Tennent proposed a solution she has just tried for the first time this year: buying presents for herself. "It certainly reduces the disappointment," she said.
The motive behind a gift also can be all-important, the women agreed. Gifts that try too hard, or hint that the giver would like you to be something different, can actually be insulting. Better, the women agreed, that the gift be personal.
One women told, for example, of receiving an ash tray years ago that her son had made in a school art class.
"It was the ugliest ash tray you ever saw," the woman said.
"It had garbanzo beans all through it, or something. That was the same year my husband gave me a $140 watch. But I'll tell you, that ash tray was made for me. It stayed right in my living room until the day it broke."
The women were especially concerned with the degree to which marketing defines Christmas. "You can't even buy hamburger without hearing 'Joy to the World,'" Tennent noted.

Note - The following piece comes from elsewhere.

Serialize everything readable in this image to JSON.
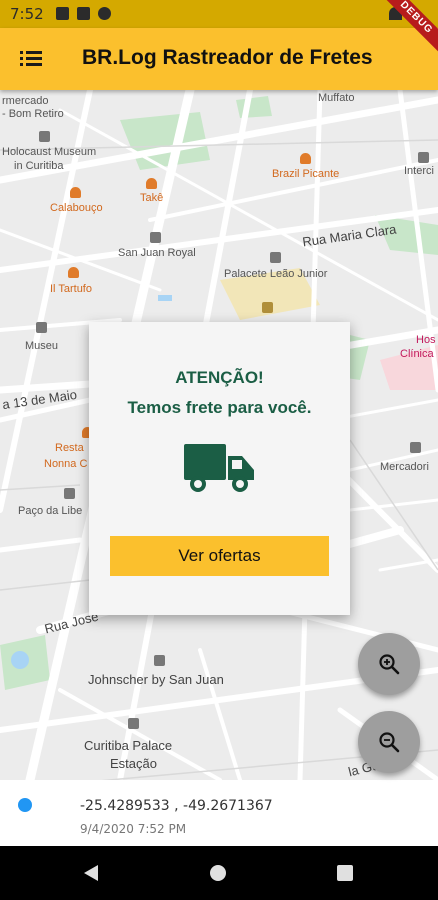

But the worst effect of sell-sell-sell is on children, the women said. So Lynn Fuller shared a technique she used successfully with her six year old son.
"I took him to a dime store," she said. "I gave him two or three dollars and told him to shop, just to force him to think about somebody else at Christmas."
But self-imposed pressures can be every bit as hard to handle, the women felt. Some of them admitted going to superhuman lenghts to make the holiday special, even if the rest of their efforts.
"Did anyone in your family eversay they couldn't have Christmas without four dozen cookies?" Greenan asked. If in doubt, she counseled, discuss it with the whole family.
The key for "holiday makers," Greenan concluded, is to remember that there is no way to measure up to the Christmases one remembers from childhood. Much of the joy of those holidays was either imagined, or created by their mothers with the same hard work they now face, Greenan told the women.
"People know how they'd like to change, but they don't have the courage to do it," Greenan said. Far from cancelling Christmas, she suggested custom-tailoring it. "Do what you're sure will work for your family, in a nonstressful way," she said.
It's ten days to Christmas. For nine women, it may be the best one they've ever spent.